Mai 2015 - Brief an Freunde und Wohltäter, Nr. 84

Zusammenfassung: In einem Vortrag vom 20. Januar 2015 erwägt Kardinal Maradiaga, dass die Barmherzigkeit den durch das 2. Vatikanische Konzil eingeführten Reformen einen neuen Geist verleihen soll, um die Kirche gegenüber der heutigen Welt zu öffnen. So für ihre Zwecke instrumentalisiert wird die Barmherzigkeit ganz von der Reue über Fehltritte abgetrennt; sie scheint nur noch ein wohlgesonnener Blick auf den Sünder und seine Sünde zu sein.

Im Hinblick auf das nächste Heilige Jahr muss man ernsthaft unterscheiden zwischen dieser verstümmelten Barmherzigkeit und der ganzen Barmherzigkeit, welche zur Bekehrung und zur Verabscheuung der Sünde einlädt. Unsere Gebete und Opfer sollen im Verlauf dieses Heiligen Jahres eine Antwort auf die Bitte des schmerzhaften und Unbefleckten Herzens Mariens in Fatima geben; im Jahre 2017 werden wir die Hundertjahrfeier dieser Erscheinungen feierlich begehen.
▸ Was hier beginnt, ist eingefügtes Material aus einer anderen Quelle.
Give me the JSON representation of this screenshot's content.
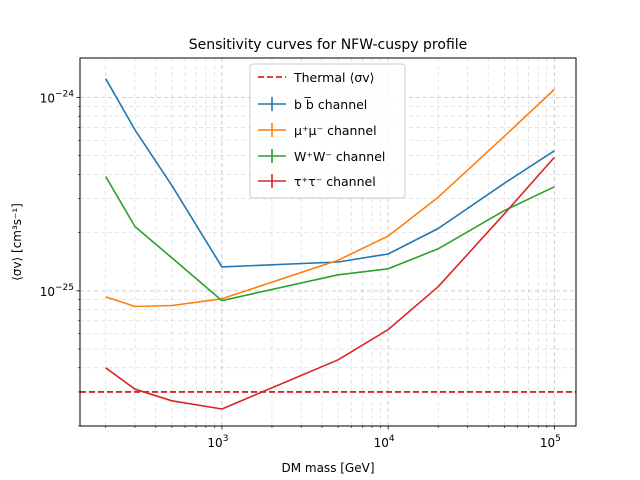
{
  "chart_data": {
    "type": "line",
    "title": "Sensitivity curves for NFW-cuspy profile",
    "xlabel": "DM mass [GeV]",
    "ylabel": "⟨σv⟩ [cm³s⁻¹]",
    "x_scale": "log",
    "y_scale": "log",
    "xlim": [
      140,
      135000
    ],
    "ylim": [
      2e-26,
      1.6e-24
    ],
    "x_ticks": [
      {
        "value": 1000,
        "base": "10",
        "exp": "3"
      },
      {
        "value": 10000,
        "base": "10",
        "exp": "4"
      },
      {
        "value": 100000,
        "base": "10",
        "exp": "5"
      }
    ],
    "y_ticks": [
      {
        "value": 1e-25,
        "base": "10",
        "exp": "−25"
      },
      {
        "value": 1e-24,
        "base": "10",
        "exp": "−24"
      }
    ],
    "grid": true,
    "legend_position": "upper center",
    "thermal_line": {
      "name": "Thermal ⟨σv⟩",
      "value": 3e-26,
      "color": "#d62728"
    },
    "x": [
      200,
      300,
      500,
      1000,
      5000,
      10000,
      20000,
      50000,
      100000
    ],
    "series": [
      {
        "name": "b b̅ channel",
        "color": "#1f77b4",
        "values": [
          1.25e-24,
          6.8e-25,
          3.5e-25,
          1.33e-25,
          1.41e-25,
          1.55e-25,
          2.1e-25,
          3.6e-25,
          5.3e-25
        ]
      },
      {
        "name": "μ⁺μ⁻ channel",
        "color": "#ff7f0e",
        "values": [
          9.3e-26,
          8.3e-26,
          8.4e-26,
          9.1e-26,
          1.44e-25,
          1.92e-25,
          3.05e-25,
          6.3e-25,
          1.1e-24
        ]
      },
      {
        "name": "W⁺W⁻ channel",
        "color": "#2ca02c",
        "values": [
          3.9e-25,
          2.15e-25,
          1.48e-25,
          8.9e-26,
          1.21e-25,
          1.3e-25,
          1.65e-25,
          2.6e-25,
          3.45e-25
        ]
      },
      {
        "name": "τ⁺τ⁻ channel",
        "color": "#d62728",
        "values": [
          4e-26,
          3.1e-26,
          2.7e-26,
          2.45e-26,
          4.4e-26,
          6.3e-26,
          1.05e-25,
          2.5e-25,
          4.9e-25
        ]
      }
    ]
  }
}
Liebe Freunde und Wohltäter,

man muss nicht weit suchen, um die Krisenlage, in welcher sich unsere heilige Mutter Kirche befindet, festzustellen. Dennoch lassen uns in letzter Zeit gewisse beunruhigende Anzeichen vermuten, dass wir in eine noch intensivere Phase der Unruhe und Verwirrung eintreten. Der Verlust der Einheit in der Kirche macht sich immer mehr bemerkbar, sowohl aufseiten des Glaubens und der Moral, als auch aufseiten der Liturgie und der Leitung. Es ist deshalb nicht gewagt zu behaupten, dass eine sehr schwierige Periode vor uns liegt. Wenn kein Wunder geschieht, ist zu befürchten, dass die Seelen noch mehr sich selbst überlassen sein werden und keinen – doch so wichtigen – Halt vonseiten der Hierarchie in ihrer Gesamtheit erwarten können.
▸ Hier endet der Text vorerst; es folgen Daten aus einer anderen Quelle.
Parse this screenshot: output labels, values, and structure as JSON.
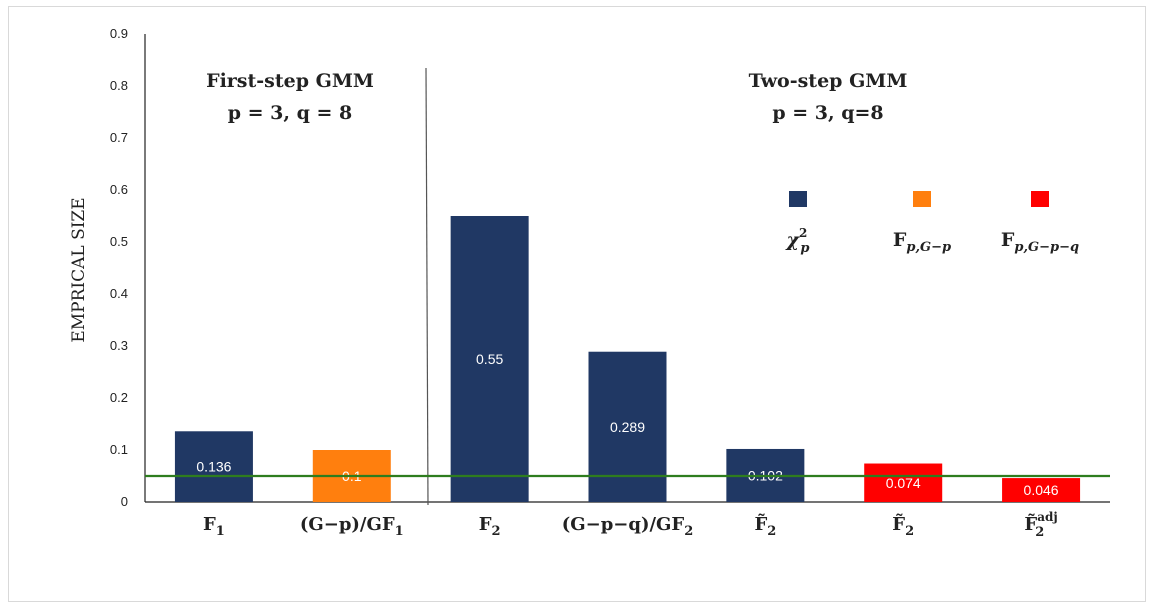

Eine neue Barmherzigkeit im Dienste der konziliaren Reformen

Um diese Aussage zu unterstreichen, soll ein Beispiel – unter anderen – erwähnt werden. Kardinal Oscar Andres Rodriguez Maradiaga, Koordinator der Gruppe der Kardinäle, welcher Papst Franziskus die Überlegungen zur Reform der römischen Kurie anvertraut hat, hielt am 20. Januar 2015 einen Vortrag an der Universität Santa Clara in Kalifornien. Dieser Vortrag gibt einen Einblick, von welchen Zukunftsvisionen sich die nächsten Berater des Papstes leiten lassen. Als erste Idee ist festzuhalten, wie besagter Kardinal die Verwirklichung seiner Reformen – darunter ist die Gesamtheit aller Reformen seit dem 2. Vatikanischen Konzil zu verstehen – sieht: sie sollen nicht mehr rückgängig zu machen sein. Dieser Wille, nie mehr einen Schritt zurück zu gehen, findet sich übrigens auch an anderen Stellen seines Vortrags ausgedrückt.  

Dennoch anerkennt der honduranische Kardinal, dass bereits verwirklichte Reformen in Gefahr sind, da sie eine schwerwiegende Krise in der Kirche ausgelöst haben. Der Grund dafür liegt darin, dass jede Reform von einem Geist, der die Seele davon ist, inspiriert sein muss. Aber die konziliaren Reformen haben dieses Prinzip nicht beachtet. Im Gegenteil, so meint er, sie wurden verwirklicht und ließen den alten Geist, den Geist der Tradition, bestehen. Daraus resultiert, dass diese Reformen teilweise nicht verstanden und nicht von der erhofften Wirkung gekrönt wurden; das ging so weit, dass sie in der Kirche eine Art Schizophrenie hervorgerufen haben.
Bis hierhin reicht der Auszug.